Początkowo większość tych środków przeznaczano na zapewnienie wewnętrznego bezpieczeństwa państwa, czyli na szkolenie afgańskich policjantów i wyposażenie ich w nowoczesny sprzęt. Od połowy ubiegłej dekady te proporcje zmieniły się na rzecz rozwoju gospodarczego. Podobnie będzie w latach 2014-2015, jeśli Komisja Europejska zgodzi się na zwiększenie pomocy dla Afganistanu, a zadłużone kraje członkowskie będą w stanie przeznaczyć na ten cel większe środki, co wcale nie jest pewne. Unia Europejska nie zdołała jeszcze opracować nowej strategii pomocy dla tego kraju na najbliższe lata po wycofaniu wojsk koalicji. Decydenci unijni zakładają, że będzie można kontynuować realizację dotychczasowego planu.
Największe obawy budzi jednak to, że Afganistan ciągle nie ma wystarczającego potencjału militarnego do zapewnienia bezpieczeństwa wewnętrznego i poniekąd w tej dziedzinie będzie skazany także na pomoc krajów UE i przede wszystkim Stanów Zjednoczonych. Tymczasem Amerykanie zmniejszyli już w lutym 2014 roku swój kontyngent do 34 tysięcy żołnierzy i do końca roku zaprzestaną prowadzenia wszelkich działań zbrojnych. Dokładnie nie wiadomo też, ilu amerykańskich instruktorów, doradców wojskowych i żołnierzy (głównie sił specjalnych) będzie stacjonować w Afganistanie od 2015 roku (nie mniej niż 10 tysięcy, a nie więcej niż 15 tysięcy).
Spośród krajów Unii Europejskiej Niemcy zadeklarowały, że po 2014 roku utrzymają swój kontyngent, składający się z 800 żołnierzy, i przejmą odpowiedzialność za zapewnienie bezpieczeństwa w północnym regionie. Stany Zjednoczone oczywiście nadal będą udzielać wsparcia żołnierzom sił sojuszniczych NATO, którzy przez pewien czas pozostaną jeszcze w Afganistanie. Nie będzie to jednak dotyczyć na przykład ewakuacji helikopterami z miejsca zamachów, ponieważ Amerykanie zabierają większość swojego sprzętu latającego, a te maszyny, które jeszcze przez pewien czas zostaną w Afganistanie, mają obsługiwać wyłącznie żołnierzy amerykańskich i, w wyjątkowych wypadkach, funkcjonariuszy Afgańskiej Armii Narodowej.
Polityczna strategia
Administracja prezydenta Baracka Obamy od pewnego czasu stara się dojść do porozumienia z talibami, aby włączyć ich do pokojowego współrządzenia Afganistanem. W ostatnim czasie w tym kraju urosły w siłę jednak także inne ruchy fundamentalistyczne. Te nowe ugrupowania, wywodzące się głównie z ultrakonserwatywnego islamu sunnickiego (salafici), ograniczają się zwykle do walki na arenie kulturowej oraz politycznej i na razie nie podejmowały działań zbrojnych. Trudno jednak wykluczyć, że nie rozpoczną walki o władzę i wpływy po wycofaniu się z ich kraju zachodnich wojsk.
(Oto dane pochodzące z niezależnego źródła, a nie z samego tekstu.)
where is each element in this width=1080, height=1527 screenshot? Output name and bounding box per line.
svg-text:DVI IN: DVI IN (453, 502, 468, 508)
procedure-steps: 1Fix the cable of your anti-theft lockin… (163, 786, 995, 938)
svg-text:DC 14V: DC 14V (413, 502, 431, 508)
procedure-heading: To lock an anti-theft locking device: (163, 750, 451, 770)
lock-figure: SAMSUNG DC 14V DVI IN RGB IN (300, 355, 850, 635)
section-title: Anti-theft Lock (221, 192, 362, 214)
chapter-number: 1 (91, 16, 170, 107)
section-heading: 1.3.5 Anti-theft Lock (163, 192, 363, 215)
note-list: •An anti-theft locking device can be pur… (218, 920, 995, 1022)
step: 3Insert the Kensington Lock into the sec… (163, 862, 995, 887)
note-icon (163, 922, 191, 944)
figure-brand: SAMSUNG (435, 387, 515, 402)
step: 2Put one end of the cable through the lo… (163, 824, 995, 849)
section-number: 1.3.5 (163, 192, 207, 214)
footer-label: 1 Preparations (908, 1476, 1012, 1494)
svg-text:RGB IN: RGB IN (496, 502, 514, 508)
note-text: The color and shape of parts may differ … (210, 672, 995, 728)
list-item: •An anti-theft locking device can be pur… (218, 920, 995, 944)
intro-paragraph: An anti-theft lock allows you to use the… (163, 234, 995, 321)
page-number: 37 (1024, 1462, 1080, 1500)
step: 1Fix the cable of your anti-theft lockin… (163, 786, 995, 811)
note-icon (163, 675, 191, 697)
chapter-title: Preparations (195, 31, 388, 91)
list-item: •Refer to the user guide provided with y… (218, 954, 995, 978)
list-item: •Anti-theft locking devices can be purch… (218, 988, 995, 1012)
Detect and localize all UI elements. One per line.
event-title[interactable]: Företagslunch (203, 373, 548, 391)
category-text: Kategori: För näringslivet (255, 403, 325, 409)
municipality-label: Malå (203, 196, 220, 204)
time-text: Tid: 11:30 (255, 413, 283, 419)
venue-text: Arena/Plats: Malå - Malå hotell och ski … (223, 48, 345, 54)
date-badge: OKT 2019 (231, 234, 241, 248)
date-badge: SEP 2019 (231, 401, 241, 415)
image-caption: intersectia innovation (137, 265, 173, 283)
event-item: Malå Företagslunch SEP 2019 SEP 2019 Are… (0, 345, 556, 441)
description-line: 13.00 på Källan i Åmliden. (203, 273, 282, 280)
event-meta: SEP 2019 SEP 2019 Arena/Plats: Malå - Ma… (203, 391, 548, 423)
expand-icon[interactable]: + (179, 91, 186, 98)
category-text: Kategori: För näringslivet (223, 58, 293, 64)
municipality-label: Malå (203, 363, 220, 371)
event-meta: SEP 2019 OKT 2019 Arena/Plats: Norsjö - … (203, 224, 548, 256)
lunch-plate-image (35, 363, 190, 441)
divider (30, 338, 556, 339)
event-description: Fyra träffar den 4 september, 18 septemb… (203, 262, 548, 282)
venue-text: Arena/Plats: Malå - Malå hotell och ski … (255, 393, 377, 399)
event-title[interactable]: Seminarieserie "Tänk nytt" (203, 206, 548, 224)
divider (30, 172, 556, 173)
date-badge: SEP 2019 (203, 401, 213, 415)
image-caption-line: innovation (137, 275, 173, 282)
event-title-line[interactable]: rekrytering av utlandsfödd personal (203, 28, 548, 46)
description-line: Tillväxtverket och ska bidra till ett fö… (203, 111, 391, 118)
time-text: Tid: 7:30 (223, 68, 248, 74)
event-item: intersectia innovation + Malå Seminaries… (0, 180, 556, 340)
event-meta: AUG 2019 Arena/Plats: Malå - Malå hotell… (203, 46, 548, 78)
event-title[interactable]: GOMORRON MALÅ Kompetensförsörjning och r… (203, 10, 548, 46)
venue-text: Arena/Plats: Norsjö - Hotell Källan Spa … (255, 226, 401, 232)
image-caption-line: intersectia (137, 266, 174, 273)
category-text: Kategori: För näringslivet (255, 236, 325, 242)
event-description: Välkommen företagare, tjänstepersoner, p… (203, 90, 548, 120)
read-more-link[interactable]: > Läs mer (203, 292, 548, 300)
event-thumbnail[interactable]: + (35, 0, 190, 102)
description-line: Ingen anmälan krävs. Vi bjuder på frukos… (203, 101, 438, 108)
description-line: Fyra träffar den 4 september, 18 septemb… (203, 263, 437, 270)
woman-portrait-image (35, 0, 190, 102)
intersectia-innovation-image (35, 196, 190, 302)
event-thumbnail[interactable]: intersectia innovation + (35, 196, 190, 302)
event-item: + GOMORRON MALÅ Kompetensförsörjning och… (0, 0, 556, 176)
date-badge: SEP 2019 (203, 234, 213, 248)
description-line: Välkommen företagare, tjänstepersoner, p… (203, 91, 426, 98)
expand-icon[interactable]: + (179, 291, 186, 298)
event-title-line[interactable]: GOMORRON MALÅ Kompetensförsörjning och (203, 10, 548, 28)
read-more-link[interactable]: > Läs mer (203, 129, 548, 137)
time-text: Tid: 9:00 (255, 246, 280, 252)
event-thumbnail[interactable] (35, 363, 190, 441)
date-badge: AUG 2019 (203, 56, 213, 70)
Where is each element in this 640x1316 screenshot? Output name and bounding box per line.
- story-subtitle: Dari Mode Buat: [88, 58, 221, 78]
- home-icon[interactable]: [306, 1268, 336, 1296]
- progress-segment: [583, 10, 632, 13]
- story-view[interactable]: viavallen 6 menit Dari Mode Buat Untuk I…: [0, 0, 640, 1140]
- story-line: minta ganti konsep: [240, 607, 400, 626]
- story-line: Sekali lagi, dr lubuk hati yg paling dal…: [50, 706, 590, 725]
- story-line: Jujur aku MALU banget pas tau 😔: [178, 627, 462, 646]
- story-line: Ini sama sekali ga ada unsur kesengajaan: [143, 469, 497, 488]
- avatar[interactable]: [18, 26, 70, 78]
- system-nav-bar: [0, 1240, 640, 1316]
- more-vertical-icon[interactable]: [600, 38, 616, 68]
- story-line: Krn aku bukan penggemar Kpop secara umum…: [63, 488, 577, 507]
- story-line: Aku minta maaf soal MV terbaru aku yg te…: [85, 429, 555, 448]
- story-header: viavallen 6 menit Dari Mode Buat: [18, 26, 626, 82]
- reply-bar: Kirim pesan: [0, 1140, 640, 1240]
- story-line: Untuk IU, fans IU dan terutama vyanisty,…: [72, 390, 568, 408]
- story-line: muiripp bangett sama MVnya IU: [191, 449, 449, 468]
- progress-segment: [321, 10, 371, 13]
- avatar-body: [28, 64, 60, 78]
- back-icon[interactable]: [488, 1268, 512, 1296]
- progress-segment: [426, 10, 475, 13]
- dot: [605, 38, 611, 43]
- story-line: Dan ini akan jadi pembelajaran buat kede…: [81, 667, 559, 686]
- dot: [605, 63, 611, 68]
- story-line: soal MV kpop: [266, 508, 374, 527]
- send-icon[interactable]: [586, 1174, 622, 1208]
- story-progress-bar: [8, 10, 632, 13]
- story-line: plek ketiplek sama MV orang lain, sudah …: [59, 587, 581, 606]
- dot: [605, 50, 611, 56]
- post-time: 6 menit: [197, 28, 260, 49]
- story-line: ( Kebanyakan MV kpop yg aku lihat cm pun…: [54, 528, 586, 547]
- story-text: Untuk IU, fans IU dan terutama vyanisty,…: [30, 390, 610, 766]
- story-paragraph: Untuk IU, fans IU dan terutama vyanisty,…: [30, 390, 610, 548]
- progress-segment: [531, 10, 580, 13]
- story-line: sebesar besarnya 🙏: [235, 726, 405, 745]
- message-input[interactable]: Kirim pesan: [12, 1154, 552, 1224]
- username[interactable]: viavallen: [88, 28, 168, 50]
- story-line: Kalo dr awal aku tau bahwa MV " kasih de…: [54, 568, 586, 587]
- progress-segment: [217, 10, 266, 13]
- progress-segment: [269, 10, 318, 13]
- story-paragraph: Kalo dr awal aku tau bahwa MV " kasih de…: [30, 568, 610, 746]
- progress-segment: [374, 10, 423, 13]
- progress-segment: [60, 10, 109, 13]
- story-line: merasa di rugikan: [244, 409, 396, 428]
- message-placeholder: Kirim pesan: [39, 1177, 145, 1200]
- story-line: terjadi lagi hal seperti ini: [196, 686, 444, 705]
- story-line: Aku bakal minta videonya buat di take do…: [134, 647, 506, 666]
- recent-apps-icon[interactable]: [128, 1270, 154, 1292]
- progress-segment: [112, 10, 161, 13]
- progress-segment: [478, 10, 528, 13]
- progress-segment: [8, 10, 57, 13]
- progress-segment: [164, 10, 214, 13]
Obecnemu prezydentowi, Hamidowi Karzajowi, udało się utrzymać władzę i względną spójność Afganistanu przez dwie kadencje. W trakcie swoich rządów udowodnił, że jest dosyć skutecznym politykiem, który potrafi sprytnie rozgrywać narastającą niechęć wielu Afgańczyków wobec "zachodnich okupantów". Nie ufał też Amerykanom. Podejrzewał, że potajemnie starają się oni porozumieć z talibami i ich pakistańskimi sponsorami, aby utworzyć niezależne od władz w Kabulu państewko na południu i w ten sposób osłabić Afganistan. Podejrzenia te częściowo okazały się trafne, ale tylko w odniesieniu do kwestii podjęcia rozmów pokojowych przez Amerykanów z talibami w Katarze. Błędne okazały się jednak przypuszczenia prezydenta Hamida Karzaja, że Amerykanie dążą do osłabienia Afganistanu. Nic bowiem nie wskazuje na to, aby chcieli oni doprowadzić do podziału tego kraju na dwa odrębne państwa. Wręcz przeciwnie - administracja prezydenta Baracka Obamy stara się nie dopuścić do tego, aby po wycofaniu wojsk koalicji w Afganistanie
powstała swoista próżnia polityczna, którą wykorzystaliby przeciwnicy obecnego prezydenta.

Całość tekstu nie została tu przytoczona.